Of all the incredible and exciting breweries that have opened their doors in the past couple years here in the lower mainland, none of them are quite as exciting to me as Four Winds. It’s not because they are producing higher quality beers. Yes, their beers as about as tasty as anyone’s in town but Four Winds would not be a clear winner on taste alone. It’s because of the styles they are producing and the direction in which the brewery seems to be headed.
Their first bottle release is corked. Maybe to some it’s not a big deal, but to me it’s a huge deal. Beyond the advantages of the cork (which, for a saison not meant to be aged, are debatable), it really indicates to me a set of priorities within the brewery that hit home for me. Coming up soon is a barrel-aged saison with brettanomyces, and some time after that will be a black (or dark) sour. From the cork onward, this is a lot of new ground for BC craft breweries. I am terribly excited.

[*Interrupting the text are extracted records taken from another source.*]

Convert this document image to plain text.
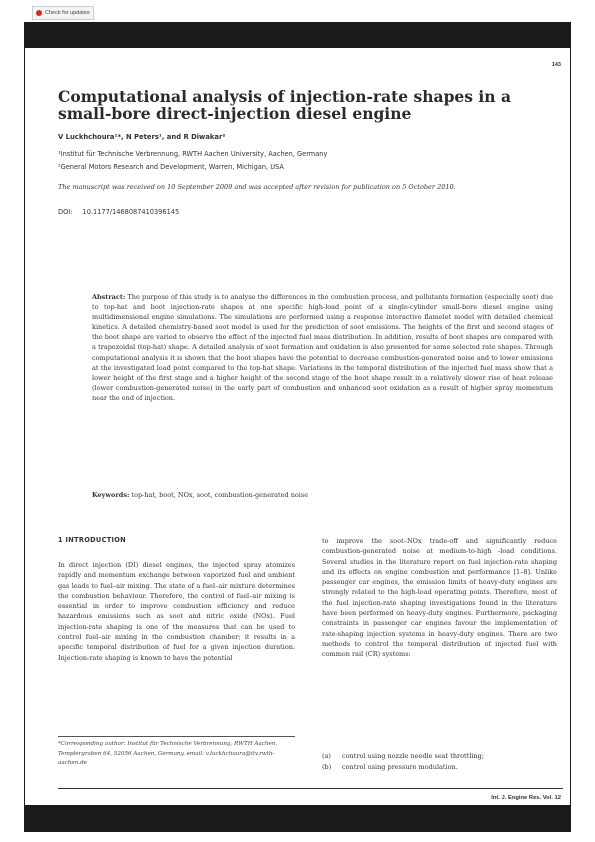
Check for updates
143
Computational analysis of injection-rate shapes in a small-bore direct-injection diesel engine
V Luckhchoura¹*, N Peters¹, and R Diwakar²
¹Institut für Technische Verbrennung, RWTH Aachen University, Aachen, Germany
²General Motors Research and Development, Warren, Michigan, USA
The manuscript was received on 10 September 2009 and was accepted after revision for publication on 5 October 2010.
DOI: 10.1177/1468087410396145

Abstract: The purpose of this study is to analyse the differences in the combustion process, and pollutants formation (especially soot) due to top-hat and boot injection-rate shapes at one specific high-load point of a single-cylinder small-bore diesel engine using multidimensional engine simulations. The simulations are performed using a response interactive flamelet model with detailed chemical kinetics. A detailed chemistry-based soot model is used for the prediction of soot emissions. The heights of the first and second stages of the boot shape are varied to observe the effect of the injected fuel mass distribution. In addition, results of boot shapes are compared with a trapezoidal (top-hat) shape. A detailed analysis of soot formation and oxidation is also presented for some selected rate shapes. Through computational analysis it is shown that the boot shapes have the potential to decrease combustion-generated noise and to lower emissions at the investigated load point compared to the top-hat shape. Variations in the temporal distribution of the injected fuel mass show that a lower height of the first stage and a higher height of the second stage of the boot shape result in a relatively slower rise of heat release (lower combustion-generated noise) in the early part of combustion and enhanced soot oxidation as a result of higher spray momentum near the end of injection.

Keywords: top-hat, boot, NOx, soot, combustion-generated noise
1 INTRODUCTION

In direct injection (DI) diesel engines, the injected spray atomizes rapidly and momentum exchange between vaporized fuel and ambient gas leads to fuel–air mixing. The state of a fuel–air mixture determines the combustion behaviour. Therefore, the control of fuel–air mixing is essential in order to improve combustion efficiency and reduce hazardous emissions such as soot and nitric oxide (NOx). Fuel injection-rate shaping is one of the measures that can be used to control fuel–air mixing in the combustion chamber; it results in a specific temporal distribution of fuel for a given injection duration. Injection-rate shaping is known to have the potential

*Corresponding author: Institut für Technische Verbrennung, RWTH Aachen, Templergraben 64, 52056 Aachen, Germany. email: v.luckhchoura@itv.rwth-aachen.de

to improve the soot–NOx trade-off and significantly reduce combustion-generated noise at medium-to-high -load conditions. Several studies in the literature report on fuel injection-rate shaping and its effects on engine combustion and performance [1–8]. Unlike passenger car engines, the emission limits of heavy-duty engines are strongly related to the high-load operating points. Therefore, most of the fuel injection-rate shaping investigations found in the literature have been performed on heavy-duty engines. Furthermore, packaging constraints in passenger car engines favour the implementation of rate-shaping injection systems in heavy-duty engines. There are two methods to control the temporal distribution of injected fuel with common rail (CR) systems:

(a) control using nozzle needle seat throttling;
(b) control using pressure modulation.
Int. J. Engine Res. Vol. 12
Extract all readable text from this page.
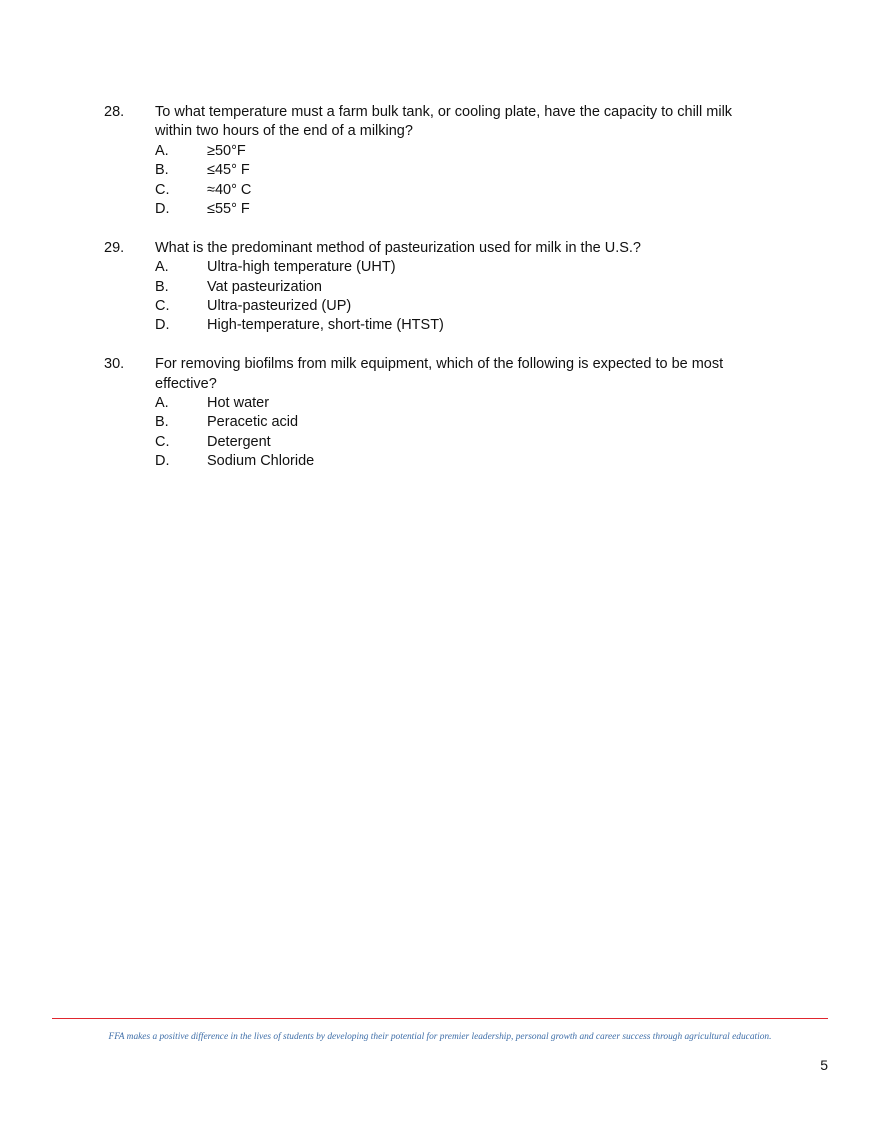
28.	To what temperature must a farm bulk tank, or cooling plate, have the capacity to chill milk within two hours of the end of a milking?
A.	≥50°F
B.	≤45° F
C.	≈40° C
D.	≤55° F
29.	What is the predominant method of pasteurization used for milk in the U.S.?
A.	Ultra-high temperature (UHT)
B.	Vat pasteurization
C.	Ultra-pasteurized (UP)
D.	High-temperature, short-time (HTST)
30.	For removing biofilms from milk equipment, which of the following is expected to be most effective?
A.	Hot water
B.	Peracetic acid
C.	Detergent
D.	Sodium Chloride
FFA makes a positive difference in the lives of students by developing their potential for premier leadership, personal growth and career success through agricultural education.
5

I visited the brewery a couple weeks ago, picking up a couple bottles of the above pictured Wildflower Saison, and I tasted all 8 beers that were on tap. There was a standard saison (of which I brought home a 1L growler – it was really quite a good example of the style), this wildflower saison, an IPA, a white IPA, a pumpkin oatmeal ale, a sour cherry saison, and two others that aren’t springing to mind. Every one of them was good – the white IPA stands out in my mind as it had a fantastic, big floral smell and was really tasty. The wildflower saison was of a different batch than that which was bottled, and I was warned that the on-tap version was much more extreme on the floral qualities. He wasn’t kidding – it tasted like a glass full of flower petals but it was really tasty.
A friend found his bottle to be a little under-carbonated but mine poured with big head. One thing I’ve noticed is there seems to be a lot of change from batch to batch – maybe that’s the one criticism that could be placed on the brewery at this time. It seems though that despite the variation, each iteration is still quite delicious.
I found the standard saison to be full-bodied for the style with strong glove and spice notes (though not so much the pepper that’s commonly found in saisons). The wildflower saison shares the same sort of malt character but pairs it with chamomile and rose petals. It’s like a herbal tea meets a saison, but the saison is the dominant force. In fact, the chamomile / flowery notes tend to show up in the back half of the palate. The carbonation in my bottle is spot-on, with fine bubbles that crackle gently with each sip.
As soon as the barrel aged, brett-infused saison crops up I’ll be grabbing a few bottles and will report here. I am quite pleased with this bottle; it did not disappoint.